Chegamos ao Rio Maranhão. A água limpinha convidava para um mergulho. Aceitamos o gentil convite comprometendo-nos com a água de passar por lá na volta. Enquanto eu fotografava o rio, passou por mim alguém que não me parecia estranho. Guardei a câmera e acelerei para descobrir quem seria. Bom, não era nenhum de meus amigos, mas era um rosto conhecido. Na noite anterior, procurando no Google o tracklog da trilha, achei a seguinte matéria: “Em dia de calor recorde, repórter faz trilha considerada uma das mais difíceis do DF”. Li a reportagem de Fábio Amato, repórter-ciclista da Globo/DF, preparando-me psicologicamente para o que enfrentaria.
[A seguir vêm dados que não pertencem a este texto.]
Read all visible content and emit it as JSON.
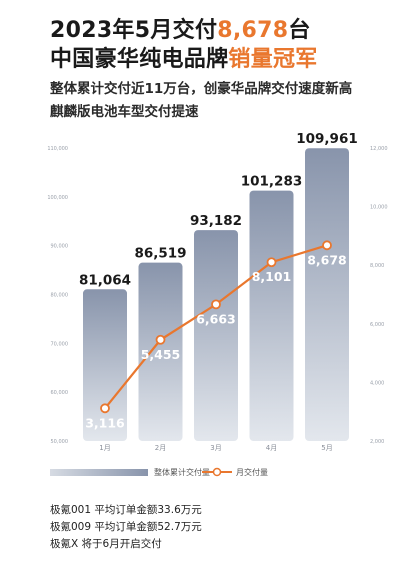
{
  "headline": {
    "line1_prefix": "2023年5月交付",
    "line1_highlight": "8,678",
    "line1_suffix": "台",
    "line2_prefix": "中国豪华纯电品牌",
    "line2_highlight": "销量冠军"
  },
  "subheadline": {
    "line1": "整体累计交付近11万台，创豪华品牌交付速度新高",
    "line2": "麒麟版电池车型交付提速"
  },
  "chart_data": {
    "type": "bar",
    "categories": [
      "1月",
      "2月",
      "3月",
      "4月",
      "5月"
    ],
    "series": [
      {
        "name": "整体累计交付量",
        "type": "bar",
        "axis": "left",
        "values": [
          81064,
          86519,
          93182,
          101283,
          109961
        ]
      },
      {
        "name": "月交付量",
        "type": "line",
        "axis": "right",
        "values": [
          3116,
          5455,
          6663,
          8101,
          8678
        ]
      }
    ],
    "left_axis": {
      "ylim": [
        50000,
        110000
      ],
      "ticks": [
        50000,
        60000,
        70000,
        80000,
        90000,
        100000,
        110000
      ]
    },
    "right_axis": {
      "ylim": [
        2000,
        12000
      ],
      "ticks": [
        2000,
        4000,
        6000,
        8000,
        10000,
        12000
      ]
    },
    "legend_position": "bottom-left",
    "grid": false,
    "colors": {
      "bar_top": "#8894ab",
      "bar_bottom": "#e3e7ed",
      "line": "#e9772e"
    }
  },
  "notes": [
    "极氪001 平均订单金额33.6万元",
    "极氪009 平均订单金额52.7万元",
    "极氪X 将于6月开启交付"
  ]
}
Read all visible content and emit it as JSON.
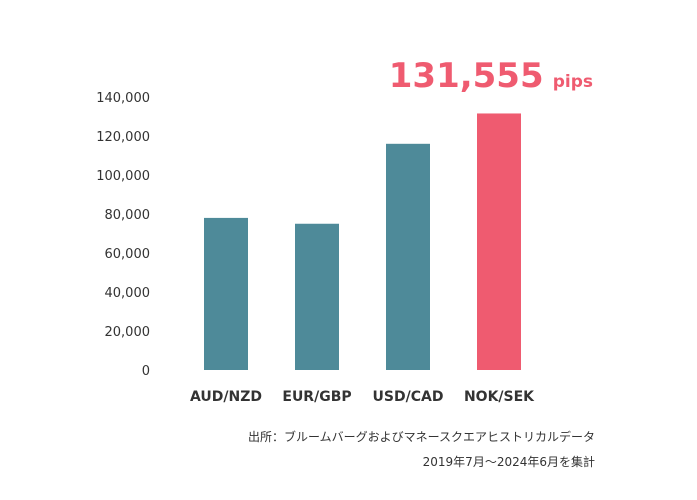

Coincidentemente, foi Fábio que passou por mim.

O primeiro trecho de subida da serra é um absurdo. Pouco mais de 1,5km com 10% de inclinação média. Subi conversando com Fábio esse primeiro trecho. Quando parei para esperar meus amigos, ele seguiu. Do Maranhão até o local mais alto são quase oito quilômetros, 6% de inclinação média.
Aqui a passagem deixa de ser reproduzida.